意识到有别的选项,玩家们都松了一口气,毕竟这年头,造船这门手艺会的人不多。
哪怕真有人会,要造出一艘能穿过大海的船,也要花费不少时间。而在诡异游戏的副本里,拖的时间越久,就越是危险重重。
“看来我们得先在岛上住一段时间了,麻烦你招待了。”陆黎扶了下金丝边眼镜,礼貌地笑笑,“尤娜,请问岛上有旅馆之类的设施吗?我们是不是需要置换一些岛上的货币?”

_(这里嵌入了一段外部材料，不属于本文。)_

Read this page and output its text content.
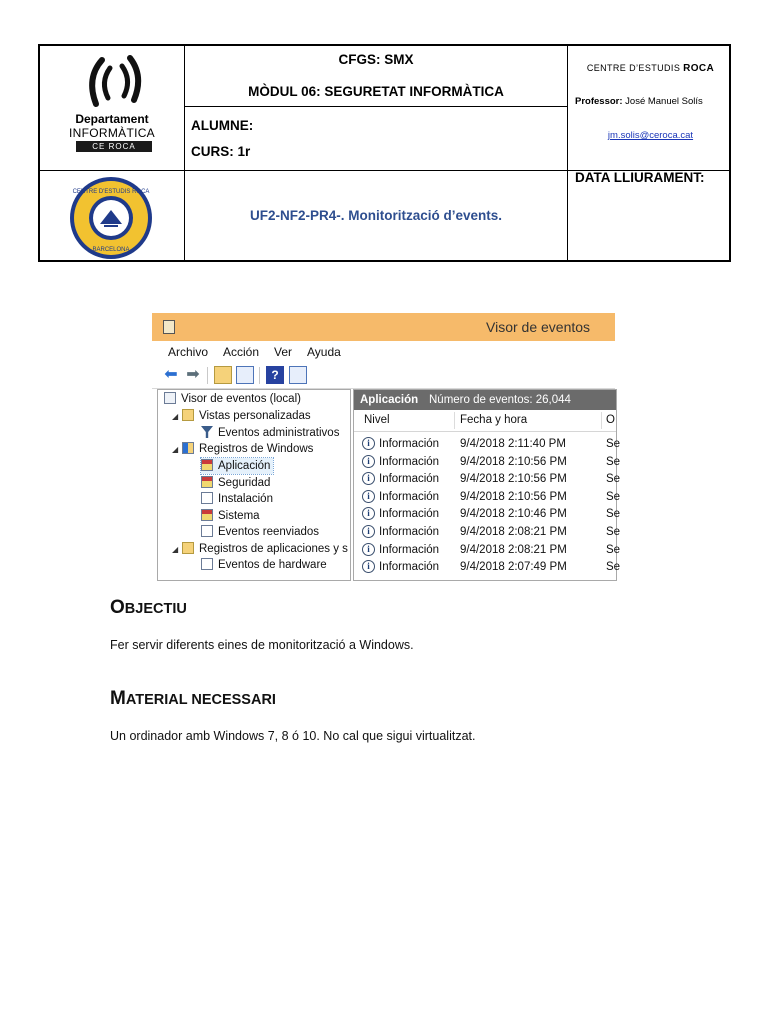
Departament
INFORMÀTICA
CE ROCA
CENTRE D'ESTUDIS ROCA
BARCELONA
CFGS: SMX
MÒDUL 06: SEGURETAT INFORMÀTICA
ALUMNE:
CURS: 1r
UF2-NF2-PR4-. Monitorització d’events.
CENTRE D’ESTUDIS ROCA
Professor: José Manuel Solís
jm.solis@ceroca.cat
DATA LLIURAMENT:
Visor de eventos
Archivo Acción Ver Ayuda
⬅ ➡	?
Visor de eventos (local)
◢ Vistas personalizadas
Eventos administrativos
◢ Registros de Windows
Aplicación
Seguridad
Instalación
Sistema
Eventos reenviados
◢ Registros de aplicaciones y s
Eventos de hardware
Aplicación Número de eventos: 26,044
Nivel	Fecha y hora	O
i Información 9/4/2018 2:11:40 PM	Se
i Información 9/4/2018 2:10:56 PM	Se
i Información 9/4/2018 2:10:56 PM	Se
i Información 9/4/2018 2:10:56 PM	Se
i Información 9/4/2018 2:10:46 PM	Se
i Información 9/4/2018 2:08:21 PM	Se
i Información 9/4/2018 2:08:21 PM	Se
i Información 9/4/2018 2:07:49 PM	Se
OBJECTIU
Fer servir diferents eines de monitorització a Windows.
MATERIAL NECESSARI
Un ordinador amb Windows 7, 8 ó 10. No cal que sigui virtualitzat.
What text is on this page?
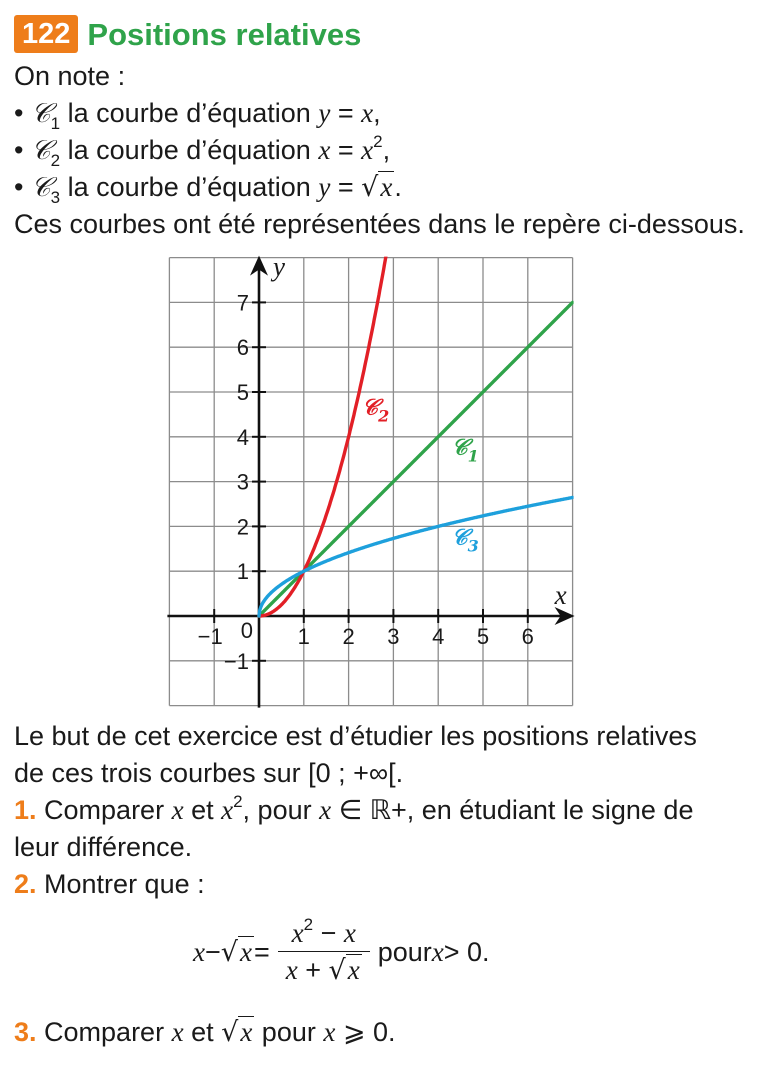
122 Positions relatives
On note :
• 𝒞$_1$ la courbe d’équation y = x,
• 𝒞$_2$ la courbe d’équation $x = x^2$,
• 𝒞$_3$ la courbe d’équation y = √x.
Ces courbes ont été représentées dans le repère ci-dessous.
−1	1 2 3 4 5 6
−1
1
2
3
4
5
6
7
0
x
y
𝒞$_1$
𝒞$_2$
𝒞$_3$
Le but de cet exercice est d’étudier les positions relatives
de ces trois courbes sur [0 ; +∞[.
1. Comparer x et $x^2$, pour x ∈ ℝ+, en étudiant le signe de
leur différence.
2. Montrer que :
$x - √x = \frac{x^2 - x}{x + √x}$ pour x > 0.
3. Comparer x et √x pour x ⩾ 0.
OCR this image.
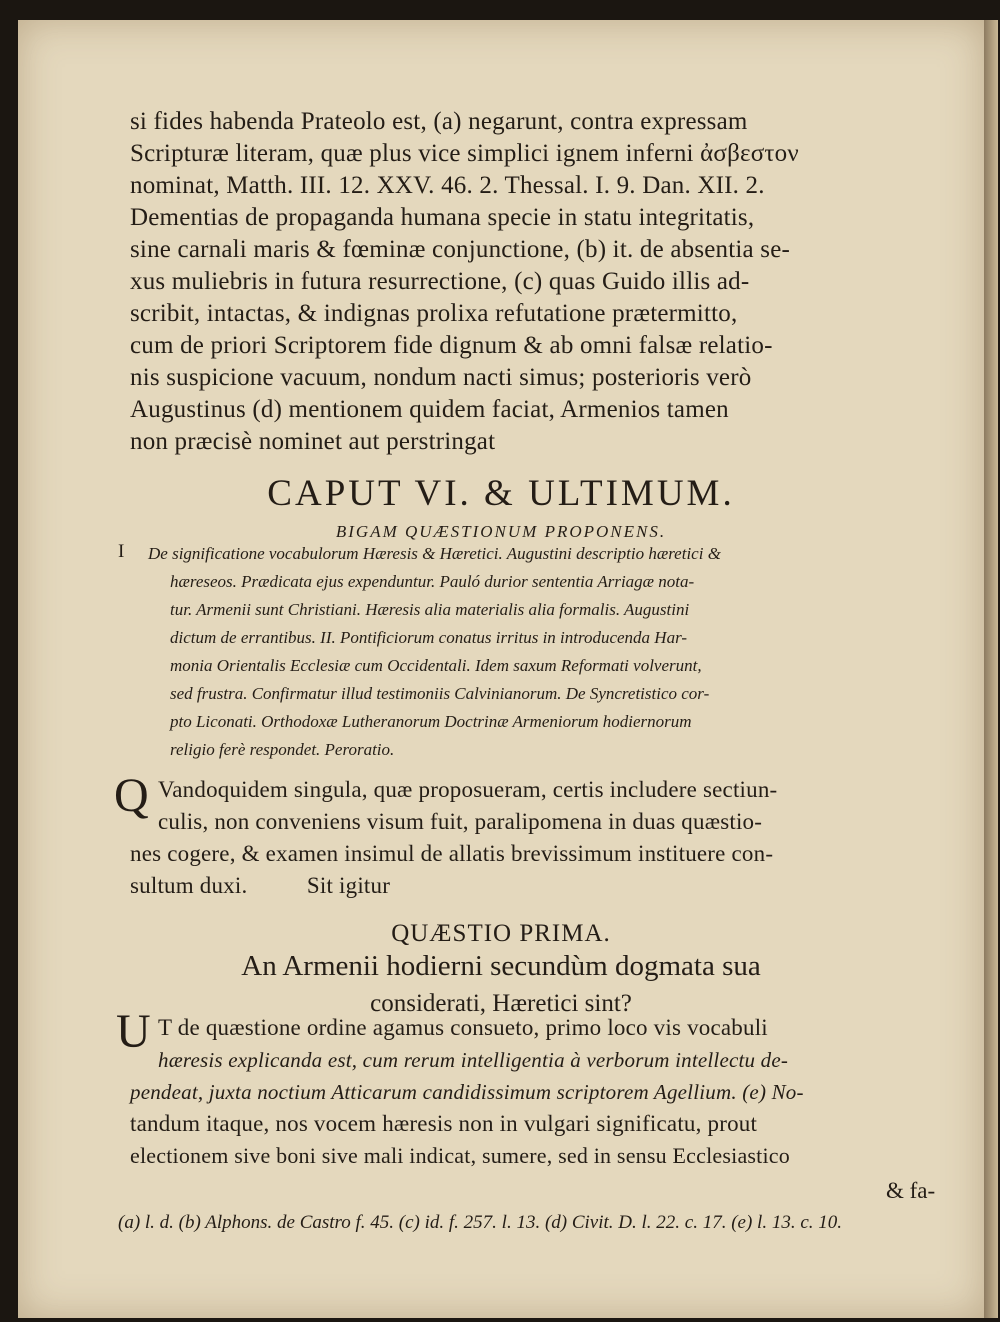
si fides habenda Prateolo est, (a) negarunt, contra expressam
Scripturæ literam, quæ plus vice simplici ignem inferni ἀσβεστον
nominat, Matth. III. 12. XXV. 46. 2. Thessal. I. 9. Dan. XII. 2.
Dementias de propaganda humana specie in statu integritatis,
sine carnali maris & fœminæ conjunctione, (b) it. de absentia se-
xus muliebris in futura resurrectione, (c) quas Guido illis ad-
scribit, intactas, & indignas prolixa refutatione prætermitto,
cum de priori Scriptorem fide dignum & ab omni falsæ relatio-
nis suspicione vacuum, nondum nacti simus; posterioris verò
Augustinus (d) mentionem quidem faciat, Armenios tamen
non præcisè nominet aut perstringat
CAPUT VI. & ULTIMUM.
BIGAM QUÆSTIONUM PROPONENS.
I De significatione vocabulorum Hæresis & Hæretici. Augustini descriptio hæretici &
hæreseos. Prædicata ejus expenduntur. Pauló durior sententia Arriagæ nota-
tur. Armenii sunt Christiani. Hæresis alia materialis alia formalis. Augustini
dictum de errantibus. II. Pontificiorum conatus irritus in introducenda Har-
monia Orientalis Ecclesiæ cum Occidentali. Idem saxum Reformati volverunt,
sed frustra. Confirmatur illud testimoniis Calvinianorum. De Syncretistico cor-
pto Liconati. Orthodoxæ Lutheranorum Doctrinæ Armeniorum hodiernorum
religio ferè respondet. Peroratio.
Q Vandoquidem singula, quæ proposueram, certis includere sectiun-
culis, non conveniens visum fuit, paralipomena in duas quæstio-
nes cogere, & examen insimul de allatis brevissimum instituere con-
sultum duxi.          Sit igitur
QUÆSTIO PRIMA.
An Armenii hodierni secundùm dogmata sua
considerati, Hæretici sint?
U T de quæstione ordine agamus consueto, primo loco vis vocabuli
hæresis explicanda est, cum rerum intelligentia à verborum intellectu de-
pendeat, juxta noctium Atticarum candidissimum scriptorem Agellium. (e) No-
tandum itaque, nos vocem hæresis non in vulgari significatu, prout
electionem sive boni sive mali indicat, sumere, sed in sensu Ecclesiastico
& fa-
(a) l. d. (b) Alphons. de Castro f. 45. (c) id. f. 257. l. 13. (d) Civit. D. l. 22. c. 17. (e) l. 13. c. 10.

尤娜好像终于想起了什么,有些懊恼地摇了摇头:“我差点忘了,海神大人说过,要给每个来岛的旅客一定数量的金钱,好让所有人都能够体验我们这儿的风土人情。”
完全是意料之外的发展,不收钱还发钱,这海神这么好的吗?
有玩家心直口快地提出了这个问题,尤娜的脸上挂起程式化的笑容:“请相信,你们拿到的金钱符合你们自身的价值。”
这话听起来奇怪得很,好像把自己卖了似的。
玩家们面面相觑,由着尤娜将一迭迭式样古怪的钞票塞进他们手中。不管怎么样,规则说了要确保身上有可使用的金钱,这些纸币确实可以解燃眉之急。
齐斯将发给自己的那迭纸钞塞进口袋,用手指盲数了一下,一共十张。他抽出其中一张,放在阳光下打量。
纸钞不知是用什么材质制造的,摸起来十分滑腻,有一种死鱼皮的触感。设计和他熟悉的货币类似,左侧写着“100”的面额,右侧则印着一个巨大的鱼头,丑得可以。
尤娜发完了钱,比划道:“我带你们去我的旅馆吧,岸边很危险。”
她将双臂收到腰侧,端庄优雅地转身背对众人,缓慢而步履不停地向椰子林深处走去。
行走间,不知是因为走路姿势还是别的什么缘故,她拖拽在地上的裙摆扭动着滑过沙土,给人一种人鱼尾巴的错觉。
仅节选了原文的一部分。